Anusuya Goswami

I am handling multiple high-visibility projects and closely working with CRAs and clinical team leads to identify inconsistencies, trends, protocol deviations, missing data, and safety concerns.

I have worked in various phases of studies during my tenure, from start-up, maintenance, and close-out.

Key responsibilities:

• User Acceptance Testing (UAT): Write and execute UAT scripts for study-specific and new platforms.
• Risk Reviews & Mitigation: Conduct ongoing reviews, recommend mitigation actions, and ensure issue resolution.
• Monitoring Adjustments: Suggest changes to monitoring intervention levels.
• Risk Assessment Meetings: Organize and lead study risk assessment meetings.
• Risk Reports Management: Upload monthly risk review reports to e-TMF, Veeva Vault, or central repositories.
• Quality and Study Risk Reports: Prepare and distribute reports during study conduct and close-out.
• Study Risk Assessment Support: Assist leads in detailed study risk assessment activities.
• Data Visualization & Informatics: Support platform development and design visualizations integrating study data (EDC, laboratory, etc.).
• Plan Development & Updates: Draft and update the Configuration Plan, Central Monitoring Plan, and other applicable plans based on evolving study risks.

• Responsible for completing the Event-Triggered Real-Time Review (ETRTR) for subject data across various systems. Duties include raising manual queries in EDC, creating findings, and protocol deviations wherever applicable. Additionally, customizing ETRTR checklists and collaborating with CRAs to maintain data accuracy. Ensure audit readiness by developing and maintaining study management plans and documentation.
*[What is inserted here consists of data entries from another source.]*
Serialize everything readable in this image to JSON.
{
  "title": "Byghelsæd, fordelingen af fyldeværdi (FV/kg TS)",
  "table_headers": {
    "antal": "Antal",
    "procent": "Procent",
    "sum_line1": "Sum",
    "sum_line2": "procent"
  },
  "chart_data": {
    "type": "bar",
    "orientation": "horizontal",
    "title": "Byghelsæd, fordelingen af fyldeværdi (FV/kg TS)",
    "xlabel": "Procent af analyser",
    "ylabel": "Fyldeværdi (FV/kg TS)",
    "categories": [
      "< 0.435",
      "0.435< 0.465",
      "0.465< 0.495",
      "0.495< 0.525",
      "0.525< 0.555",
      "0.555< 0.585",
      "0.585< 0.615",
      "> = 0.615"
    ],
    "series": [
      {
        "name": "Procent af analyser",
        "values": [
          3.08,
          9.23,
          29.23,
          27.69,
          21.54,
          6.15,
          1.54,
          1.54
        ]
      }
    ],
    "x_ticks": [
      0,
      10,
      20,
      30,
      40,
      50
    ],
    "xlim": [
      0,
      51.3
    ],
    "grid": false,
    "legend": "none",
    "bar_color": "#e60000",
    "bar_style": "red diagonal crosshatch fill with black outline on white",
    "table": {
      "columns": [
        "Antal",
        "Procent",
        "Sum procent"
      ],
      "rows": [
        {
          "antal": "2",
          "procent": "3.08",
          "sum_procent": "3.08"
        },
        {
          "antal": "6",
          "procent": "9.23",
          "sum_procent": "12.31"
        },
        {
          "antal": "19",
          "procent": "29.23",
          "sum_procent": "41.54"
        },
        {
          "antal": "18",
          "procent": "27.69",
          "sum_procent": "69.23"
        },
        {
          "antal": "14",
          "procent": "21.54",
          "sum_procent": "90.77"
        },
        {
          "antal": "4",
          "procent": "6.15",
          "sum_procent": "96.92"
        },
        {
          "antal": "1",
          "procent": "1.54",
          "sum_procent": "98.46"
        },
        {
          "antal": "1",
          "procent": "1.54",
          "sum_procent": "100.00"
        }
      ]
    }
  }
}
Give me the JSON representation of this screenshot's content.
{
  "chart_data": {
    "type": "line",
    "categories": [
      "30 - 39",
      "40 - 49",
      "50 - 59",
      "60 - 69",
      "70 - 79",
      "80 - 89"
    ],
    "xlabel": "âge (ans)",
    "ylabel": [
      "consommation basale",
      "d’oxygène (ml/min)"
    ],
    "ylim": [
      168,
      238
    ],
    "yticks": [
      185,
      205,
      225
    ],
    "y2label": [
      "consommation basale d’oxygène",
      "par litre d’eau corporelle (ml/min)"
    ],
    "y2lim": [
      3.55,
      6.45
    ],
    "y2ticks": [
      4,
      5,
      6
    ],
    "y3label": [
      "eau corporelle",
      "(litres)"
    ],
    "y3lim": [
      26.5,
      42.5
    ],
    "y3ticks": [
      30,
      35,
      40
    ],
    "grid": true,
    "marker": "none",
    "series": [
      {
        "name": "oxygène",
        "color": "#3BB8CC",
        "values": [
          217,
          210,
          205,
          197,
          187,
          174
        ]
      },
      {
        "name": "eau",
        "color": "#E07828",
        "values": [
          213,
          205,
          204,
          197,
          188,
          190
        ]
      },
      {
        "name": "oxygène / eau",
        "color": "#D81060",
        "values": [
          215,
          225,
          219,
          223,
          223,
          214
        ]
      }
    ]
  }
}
• Support project managers (PMs) and clinical team managers (CTMs) in creating study-specific documents, plans, trackers, checklists, and reports. Track documents and subject visits in CTMS, manage study team access to various portals (CTMS, EDC, Veeva, etc.), and coordinate eTMF/Project file setup. Perform file reviews, log outstanding issues, and submit documents to internal and central files. Draft and distribute meeting minutes, maintain task lists, and track study progress. Additionally, I was the SME of the team and have trained the new joiners for role-specific activities. I have also been an active participant in different events conducted across the company.